# It is SO a gun!



## OnlyAnEgg (Jun 15, 2006)

I saw this and thought of all you bullet-heads 

Lego Gun


----------



## Lisa (Jun 15, 2006)

I SO WANT ONE! 

My coach would think it was cool too!  I am sending him the link!


----------



## OnlyAnEgg (Jun 15, 2006)

I liked the fact it's an automatic, as well!


----------



## HKphooey (Jun 15, 2006)

Too cool!


----------



## Flying Crane (Jun 15, 2006)

that is SOOOO COOOL!!


----------



## fnorfurfoot (Jun 15, 2006)

I've seen a wooden version in a store somewhere nearby one or two summers ago.  I'll have to look for it now that you've reminded me of it.  My son would get into it.


----------



## tshadowchaser (Jun 15, 2006)

Think I'll keep this link away from my son he might want to make one ( he's 30)


----------



## Kacey (Jun 15, 2006)

That's really funny!  I especially like the way it loads a full "clip".


----------



## pstarr (Jun 15, 2006)

So, like...can you get +P rubber bands for it?

                                       :mp5:


----------



## Jonathan Randall (Jun 16, 2006)

So cool! Right now, I win at the office because I have a mini-squirt gun in my top draw. This would make me unbeatable!


----------



## MartialIntent (Jun 16, 2006)

Jonathan Randall said:
			
		

> So cool! Right now, I win at the office because I have a mini-squirt gun in my top draw. This would make me unbeatable!
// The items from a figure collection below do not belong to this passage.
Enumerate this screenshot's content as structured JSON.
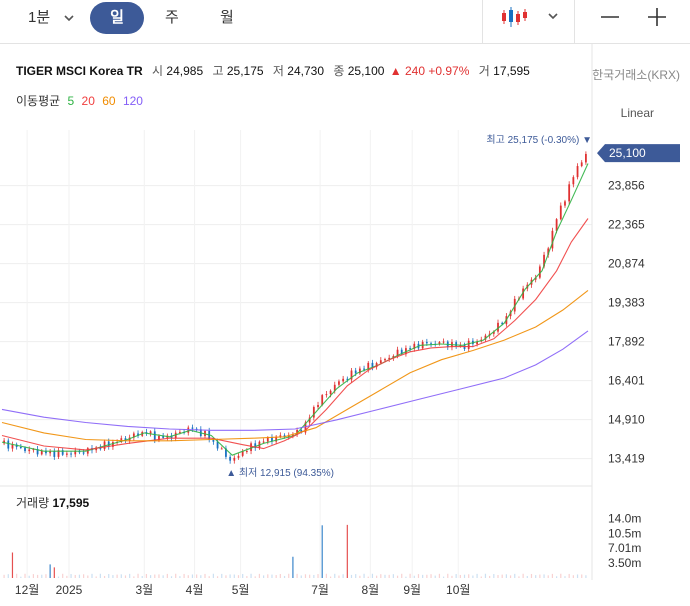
{
  "toolbar": {
    "period_label": "1분",
    "tabs": [
      "일",
      "주",
      "월"
    ],
    "active_tab": 0
  },
  "info": {
    "name": "TIGER MSCI Korea TR",
    "open_label": "시",
    "open": "24,985",
    "high_label": "고",
    "high": "25,175",
    "low_label": "저",
    "low": "24,730",
    "close_label": "종",
    "close": "25,100",
    "change": "▲ 240",
    "change_pct": "+0.97%",
    "volume_label": "거",
    "volume": "17,595",
    "exchange": "한국거래소(KRX)"
  },
  "ma_legend": {
    "title": "이동평균",
    "items": [
      {
        "label": "5",
        "color": "#2fb344"
      },
      {
        "label": "20",
        "color": "#f03e3e"
      },
      {
        "label": "60",
        "color": "#f08c00"
      },
      {
        "label": "120",
        "color": "#845ef7"
      }
    ]
  },
  "scale_mode": "Linear",
  "volume_panel": {
    "title": "거래량",
    "value": "17,595"
  },
  "colors": {
    "up": "#e03131",
    "down": "#1971c2",
    "accent": "#3d5a98"
  },
  "chart_data": {
    "type": "candlestick",
    "title": "TIGER MSCI Korea TR",
    "y_ticks": [
      "13,419",
      "14,910",
      "16,401",
      "17,892",
      "19,383",
      "20,874",
      "22,365",
      "23,856"
    ],
    "y_range": [
      12600,
      25600
    ],
    "current_price": "25,100",
    "max_annotation": "최고 25,175 (-0.30%) ▼",
    "min_annotation": "▲ 최저 12,915 (94.35%)",
    "x_ticks": [
      "12월",
      "2025",
      "3월",
      "4월",
      "5월",
      "7월",
      "8월",
      "9월",
      "10월"
    ],
    "volume_ticks": [
      "14.0m",
      "10.5m",
      "7.01m",
      "3.50m"
    ],
    "volume_range": [
      0,
      16000000
    ],
    "series": [
      {
        "name": "price_close_approx",
        "points": [
          [
            0,
            14000
          ],
          [
            5,
            13900
          ],
          [
            12,
            13750
          ],
          [
            20,
            13650
          ],
          [
            30,
            13600
          ],
          [
            40,
            13700
          ],
          [
            50,
            13950
          ],
          [
            60,
            14200
          ],
          [
            68,
            14450
          ],
          [
            75,
            14200
          ],
          [
            82,
            14300
          ],
          [
            90,
            14600
          ],
          [
            98,
            14300
          ],
          [
            105,
            13700
          ],
          [
            110,
            13300
          ],
          [
            115,
            13700
          ],
          [
            125,
            14100
          ],
          [
            135,
            14300
          ],
          [
            140,
            14350
          ],
          [
            145,
            14700
          ],
          [
            150,
            15500
          ],
          [
            160,
            16300
          ],
          [
            170,
            16800
          ],
          [
            180,
            17100
          ],
          [
            190,
            17500
          ],
          [
            200,
            17800
          ],
          [
            210,
            17850
          ],
          [
            220,
            17700
          ],
          [
            230,
            18000
          ],
          [
            240,
            18700
          ],
          [
            248,
            19800
          ],
          [
            255,
            20400
          ],
          [
            260,
            21300
          ],
          [
            265,
            22600
          ],
          [
            270,
            23600
          ],
          [
            275,
            24600
          ],
          [
            280,
            25100
          ]
        ]
      },
      {
        "name": "MA5",
        "points": [
          [
            0,
            14050
          ],
          [
            20,
            13700
          ],
          [
            40,
            13700
          ],
          [
            60,
            14150
          ],
          [
            68,
            14400
          ],
          [
            80,
            14250
          ],
          [
            90,
            14500
          ],
          [
            100,
            14300
          ],
          [
            110,
            13550
          ],
          [
            125,
            14000
          ],
          [
            140,
            14300
          ],
          [
            150,
            15200
          ],
          [
            160,
            16100
          ],
          [
            170,
            16700
          ],
          [
            180,
            17000
          ],
          [
            190,
            17400
          ],
          [
            200,
            17750
          ],
          [
            210,
            17800
          ],
          [
            220,
            17750
          ],
          [
            230,
            17950
          ],
          [
            240,
            18600
          ],
          [
            250,
            19900
          ],
          [
            258,
            20600
          ],
          [
            265,
            22100
          ],
          [
            272,
            23300
          ],
          [
            280,
            24700
          ]
        ]
      },
      {
        "name": "MA20",
        "points": [
          [
            0,
            14300
          ],
          [
            20,
            13900
          ],
          [
            40,
            13750
          ],
          [
            60,
            14000
          ],
          [
            80,
            14200
          ],
          [
            100,
            14200
          ],
          [
            115,
            13950
          ],
          [
            125,
            13800
          ],
          [
            135,
            14100
          ],
          [
            145,
            14500
          ],
          [
            155,
            15300
          ],
          [
            165,
            16200
          ],
          [
            175,
            16800
          ],
          [
            185,
            17200
          ],
          [
            195,
            17500
          ],
          [
            205,
            17650
          ],
          [
            215,
            17700
          ],
          [
            225,
            17700
          ],
          [
            235,
            18000
          ],
          [
            245,
            18700
          ],
          [
            255,
            19500
          ],
          [
            265,
            20600
          ],
          [
            272,
            21700
          ],
          [
            280,
            22600
          ]
        ]
      },
      {
        "name": "MA60",
        "points": [
          [
            0,
            14800
          ],
          [
            20,
            14400
          ],
          [
            40,
            14150
          ],
          [
            60,
            14100
          ],
          [
            80,
            14100
          ],
          [
            100,
            14150
          ],
          [
            120,
            14200
          ],
          [
            135,
            14250
          ],
          [
            150,
            14600
          ],
          [
            165,
            15300
          ],
          [
            180,
            16000
          ],
          [
            195,
            16700
          ],
          [
            210,
            17200
          ],
          [
            225,
            17550
          ],
          [
            240,
            17950
          ],
          [
            255,
            18450
          ],
          [
            268,
            19100
          ],
          [
            280,
            19850
          ]
        ]
      },
      {
        "name": "MA120",
        "points": [
          [
            0,
            15300
          ],
          [
            20,
            15000
          ],
          [
            40,
            14800
          ],
          [
            60,
            14650
          ],
          [
            80,
            14550
          ],
          [
            100,
            14500
          ],
          [
            120,
            14500
          ],
          [
            140,
            14550
          ],
          [
            160,
            14900
          ],
          [
            180,
            15300
          ],
          [
            200,
            15700
          ],
          [
            220,
            16100
          ],
          [
            240,
            16500
          ],
          [
            255,
            17000
          ],
          [
            268,
            17600
          ],
          [
            280,
            18300
          ]
        ]
      }
    ]
  }
}
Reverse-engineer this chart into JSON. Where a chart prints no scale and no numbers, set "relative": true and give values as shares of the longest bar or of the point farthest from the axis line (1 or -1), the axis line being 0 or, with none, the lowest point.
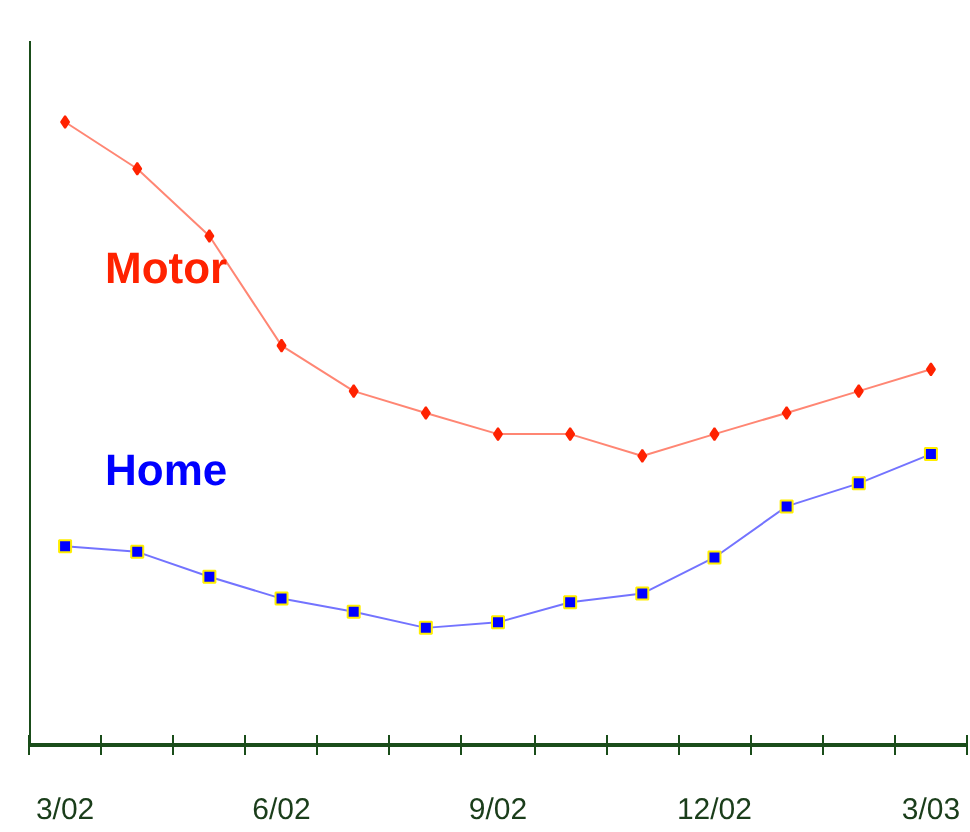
{
  "chart_data": {
    "type": "line",
    "relative": true,
    "categories": [
      "3/02",
      null,
      null,
      "6/02",
      null,
      null,
      "9/02",
      null,
      null,
      "12/02",
      null,
      null,
      "3/03"
    ],
    "series": [
      {
        "name": "Motor",
        "color": "#ff2200",
        "marker": "diamond",
        "values": [
          1,
          0.925,
          0.817,
          0.641,
          0.568,
          0.533,
          0.499,
          0.499,
          0.464,
          0.499,
          0.533,
          0.568,
          0.603
        ]
      },
      {
        "name": "Home",
        "color": "#0000ff",
        "marker": "square",
        "values": [
          0.319,
          0.31,
          0.27,
          0.235,
          0.214,
          0.188,
          0.197,
          0.229,
          0.243,
          0.301,
          0.383,
          0.42,
          0.467
        ]
      }
    ],
    "grid": false,
    "line_style": "solid"
  }
}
Hehe! Yes one of these babies would be a valuable piece of office equipment I daresay!

Respects!


----------



## KenpoTex (Jun 16, 2006)

that's pretty cool


----------



## Rich Parsons (Jun 17, 2006)

OnlyAnEgg said:
			
		

> I saw this and thought of all you bullet-heads
> 
> Lego Gun




*** Goes to basement for stored legos for nieces and nephews  and decides some new parts might be in order. ***


Dude I so want one


----------